Oof. Maybe for emergency comms. 🤔

You could run something like Reticulum + LXMF over airMAX to WAN links

https://store.ui.com/us/en/category/wireless-airmax-5ghz

Think like a SV2 proxy that does a couple of airMAX hops to some point that has internet access.

Reticulum packets are under 300 bytes, by far the least amount of bandwidth of any protocol I've seen.

https://github.com/markqvist/LXMF?tab=readme-ov-file#wire-format--overhead

Will require a lot of integration work with SV2 and RNS

You can pipe RNS over TCP & UDP

Saw they were working on a reticulum ATAK plugin

Also I saw another person with a Neros handle in the matrix group chat. I think the MIC has found #Reticulum

https://www.neros.tech/

Makes sense. I know some spooks that track FOSS projects for stuff like this.
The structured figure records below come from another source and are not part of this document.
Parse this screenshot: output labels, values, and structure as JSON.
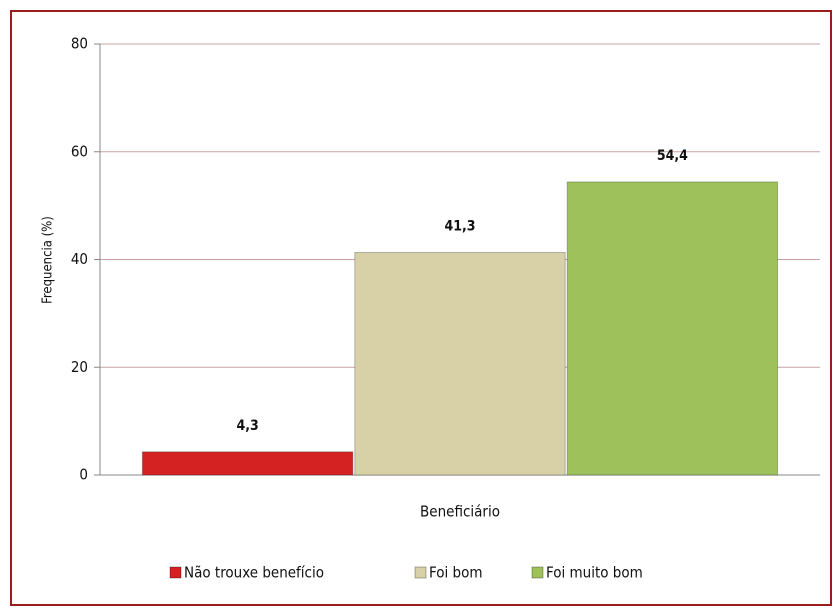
{
  "chart_data": {
    "type": "bar",
    "ylabel": "Frequencia (%)",
    "categories": [
      "Beneficiário"
    ],
    "series": [
      {
        "name": "Não trouxe benefício",
        "color": "#d42222",
        "values": [
          4.3
        ],
        "value_labels": [
          "4,3"
        ]
      },
      {
        "name": "Foi bom",
        "color": "#d8d1a8",
        "values": [
          41.3
        ],
        "value_labels": [
          "41,3"
        ]
      },
      {
        "name": "Foi muito bom",
        "color": "#9fc15c",
        "values": [
          54.4
        ],
        "value_labels": [
          "54,4"
        ]
      }
    ],
    "ylim": [
      0,
      80
    ],
    "yticks": [
      0,
      20,
      40,
      60,
      80
    ],
    "grid": true,
    "legend": "bottom"
  }
}
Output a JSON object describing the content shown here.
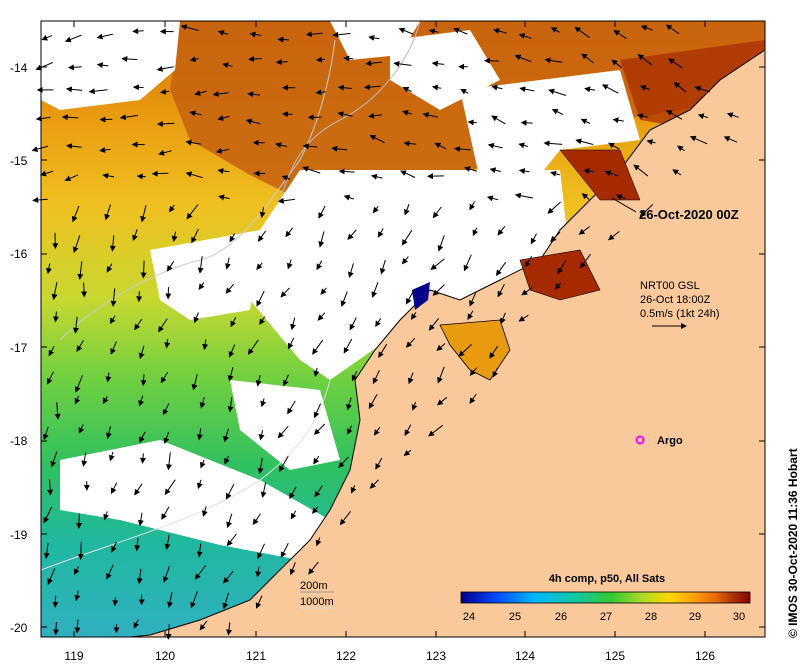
{
  "map": {
    "date_label": "26-Oct-2020 00Z",
    "current_info": {
      "line1": "NRT00 GSL",
      "line2": "26-Oct 18:00Z",
      "line3": "0.5m/s (1kt 24h)"
    },
    "argo_label": "Argo",
    "contours": {
      "label_200m": "200m",
      "label_1000m": "1000m"
    },
    "colorbar": {
      "title": "4h comp, p50, All Sats",
      "ticks": [
        "24",
        "25",
        "26",
        "27",
        "28",
        "29",
        "30"
      ],
      "colors": [
        "#00008b",
        "#0048ff",
        "#00b7ff",
        "#14c8a0",
        "#32c832",
        "#a6d92a",
        "#ffd700",
        "#ffa500",
        "#e86a00",
        "#a52a00",
        "#8b0000"
      ]
    },
    "credit": "© IMOS 30-Oct-2020 11:36 Hobart",
    "lat_ticks": [
      "-14",
      "-15",
      "-16",
      "-17",
      "-18",
      "-19",
      "-20"
    ],
    "lon_ticks": [
      "119",
      "120",
      "121",
      "122",
      "123",
      "124",
      "125",
      "126"
    ],
    "land_color": "#f9c89b",
    "no_data_color": "#ffffff"
  }
}
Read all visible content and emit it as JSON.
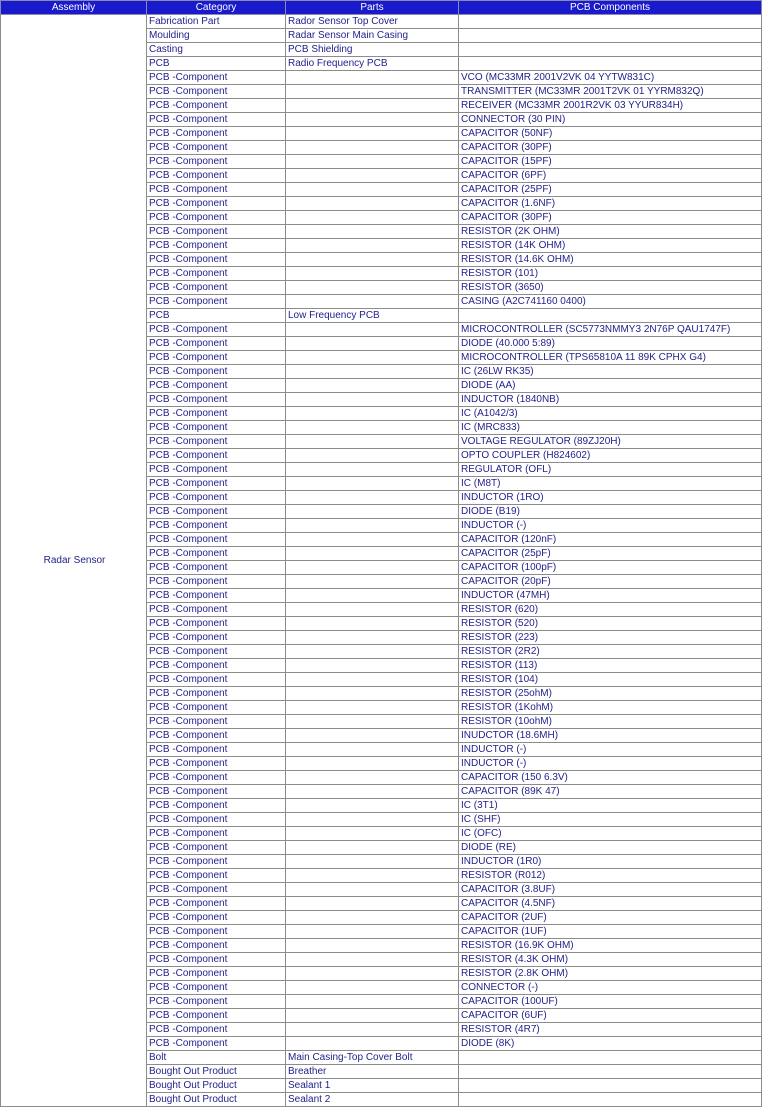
{
  "headers": [
    "Assembly",
    "Category",
    "Parts",
    "PCB Components"
  ],
  "assembly": "Radar Sensor",
  "rows": [
    [
      "Fabrication Part",
      "Rador Sensor Top Cover",
      ""
    ],
    [
      "Moulding",
      "Radar Sensor Main Casing",
      ""
    ],
    [
      "Casting",
      "PCB Shielding",
      ""
    ],
    [
      "PCB",
      "Radio Frequency PCB",
      ""
    ],
    [
      "PCB -Component",
      "",
      "VCO (MC33MR 2001V2VK 04 YYTW831C)"
    ],
    [
      "PCB -Component",
      "",
      "TRANSMITTER (MC33MR 2001T2VK  01 YYRM832Q)"
    ],
    [
      "PCB -Component",
      "",
      "RECEIVER (MC33MR 2001R2VK 03 YYUR834H)"
    ],
    [
      "PCB -Component",
      "",
      "CONNECTOR (30 PIN)"
    ],
    [
      "PCB -Component",
      "",
      "CAPACITOR (50NF)"
    ],
    [
      "PCB -Component",
      "",
      "CAPACITOR (30PF)"
    ],
    [
      "PCB -Component",
      "",
      "CAPACITOR (15PF)"
    ],
    [
      "PCB -Component",
      "",
      "CAPACITOR (6PF)"
    ],
    [
      "PCB -Component",
      "",
      "CAPACITOR (25PF)"
    ],
    [
      "PCB -Component",
      "",
      "CAPACITOR (1.6NF)"
    ],
    [
      "PCB -Component",
      "",
      "CAPACITOR (30PF)"
    ],
    [
      "PCB -Component",
      "",
      "RESISTOR (2K OHM)"
    ],
    [
      "PCB -Component",
      "",
      "RESISTOR (14K OHM)"
    ],
    [
      "PCB -Component",
      "",
      "RESISTOR (14.6K OHM)"
    ],
    [
      "PCB -Component",
      "",
      "RESISTOR (101)"
    ],
    [
      "PCB -Component",
      "",
      "RESISTOR (3650)"
    ],
    [
      "PCB -Component",
      "",
      "CASING (A2C741160 0400)"
    ],
    [
      "PCB",
      "Low Frequency PCB",
      ""
    ],
    [
      "PCB -Component",
      "",
      "MICROCONTROLLER (SC5773NMMY3 2N76P QAU1747F)"
    ],
    [
      "PCB -Component",
      "",
      "DIODE (40.000 5:89)"
    ],
    [
      "PCB -Component",
      "",
      "MICROCONTROLLER (TPS65810A 11 89K CPHX G4)"
    ],
    [
      "PCB -Component",
      "",
      "IC (26LW RK35)"
    ],
    [
      "PCB -Component",
      "",
      "DIODE (AA)"
    ],
    [
      "PCB -Component",
      "",
      "INDUCTOR (1840NB)"
    ],
    [
      "PCB -Component",
      "",
      "IC (A1042/3)"
    ],
    [
      "PCB -Component",
      "",
      "IC (MRC833)"
    ],
    [
      "PCB -Component",
      "",
      "VOLTAGE REGULATOR (89ZJ20H)"
    ],
    [
      "PCB -Component",
      "",
      "OPTO COUPLER (H824602)"
    ],
    [
      "PCB -Component",
      "",
      "REGULATOR  (OFL)"
    ],
    [
      "PCB -Component",
      "",
      "IC (M8T)"
    ],
    [
      "PCB -Component",
      "",
      "INDUCTOR (1RO)"
    ],
    [
      "PCB -Component",
      "",
      "DIODE (B19)"
    ],
    [
      "PCB -Component",
      "",
      "INDUCTOR (-)"
    ],
    [
      "PCB -Component",
      "",
      "CAPACITOR (120nF)"
    ],
    [
      "PCB -Component",
      "",
      "CAPACITOR (25pF)"
    ],
    [
      "PCB -Component",
      "",
      "CAPACITOR (100pF)"
    ],
    [
      "PCB -Component",
      "",
      "CAPACITOR (20pF)"
    ],
    [
      "PCB -Component",
      "",
      "INDUCTOR (47MH)"
    ],
    [
      "PCB -Component",
      "",
      "RESISTOR (620)"
    ],
    [
      "PCB -Component",
      "",
      "RESISTOR (520)"
    ],
    [
      "PCB -Component",
      "",
      "RESISTOR (223)"
    ],
    [
      "PCB -Component",
      "",
      "RESISTOR (2R2)"
    ],
    [
      "PCB -Component",
      "",
      "RESISTOR (113)"
    ],
    [
      "PCB -Component",
      "",
      "RESISTOR (104)"
    ],
    [
      "PCB -Component",
      "",
      "RESISTOR (25ohM)"
    ],
    [
      "PCB -Component",
      "",
      "RESISTOR (1KohM)"
    ],
    [
      "PCB -Component",
      "",
      "RESISTOR (10ohM)"
    ],
    [
      "PCB -Component",
      "",
      "INUDCTOR (18.6MH)"
    ],
    [
      "PCB -Component",
      "",
      "INDUCTOR (-)"
    ],
    [
      "PCB -Component",
      "",
      "INDUCTOR (-)"
    ],
    [
      "PCB -Component",
      "",
      "CAPACITOR (150 6.3V)"
    ],
    [
      "PCB -Component",
      "",
      "CAPACITOR (89K 47)"
    ],
    [
      "PCB -Component",
      "",
      "IC (3T1)"
    ],
    [
      "PCB -Component",
      "",
      "IC (SHF)"
    ],
    [
      "PCB -Component",
      "",
      "IC (OFC)"
    ],
    [
      "PCB -Component",
      "",
      "DIODE  (RE)"
    ],
    [
      "PCB -Component",
      "",
      "INDUCTOR (1R0)"
    ],
    [
      "PCB -Component",
      "",
      "RESISTOR (R012)"
    ],
    [
      "PCB -Component",
      "",
      "CAPACITOR (3.8UF)"
    ],
    [
      "PCB -Component",
      "",
      "CAPACITOR (4.5NF)"
    ],
    [
      "PCB -Component",
      "",
      "CAPACITOR (2UF)"
    ],
    [
      "PCB -Component",
      "",
      "CAPACITOR (1UF)"
    ],
    [
      "PCB -Component",
      "",
      "RESISTOR (16.9K OHM)"
    ],
    [
      "PCB -Component",
      "",
      "RESISTOR (4.3K OHM)"
    ],
    [
      "PCB -Component",
      "",
      "RESISTOR (2.8K OHM)"
    ],
    [
      "PCB -Component",
      "",
      "CONNECTOR (-)"
    ],
    [
      "PCB -Component",
      "",
      "CAPACITOR (100UF)"
    ],
    [
      "PCB -Component",
      "",
      "CAPACITOR (6UF)"
    ],
    [
      "PCB -Component",
      "",
      "RESISTOR (4R7)"
    ],
    [
      "PCB -Component",
      "",
      "DIODE (8K)"
    ],
    [
      "Bolt",
      "Main Casing-Top Cover Bolt",
      ""
    ],
    [
      "Bought Out Product",
      "Breather",
      ""
    ],
    [
      "Bought Out Product",
      "Sealant 1",
      ""
    ],
    [
      "Bought Out Product",
      "Sealant 2",
      ""
    ]
  ]
}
Prolly good they're keeping up with things

I learned of reticulum via a now-deceased DoD contractor’s posts.

Natural causes?

😬

I know! 😅

Just need a byte stream that can turn into r/w halves.

Both LXMF and Reticulum can ensure message reliability

As I understand it, LXMF is an abstraction layer built on top of the Reticulum API that allows for more featureful applications. Not dissimilar to how Nostr runs on top of TCP/IP.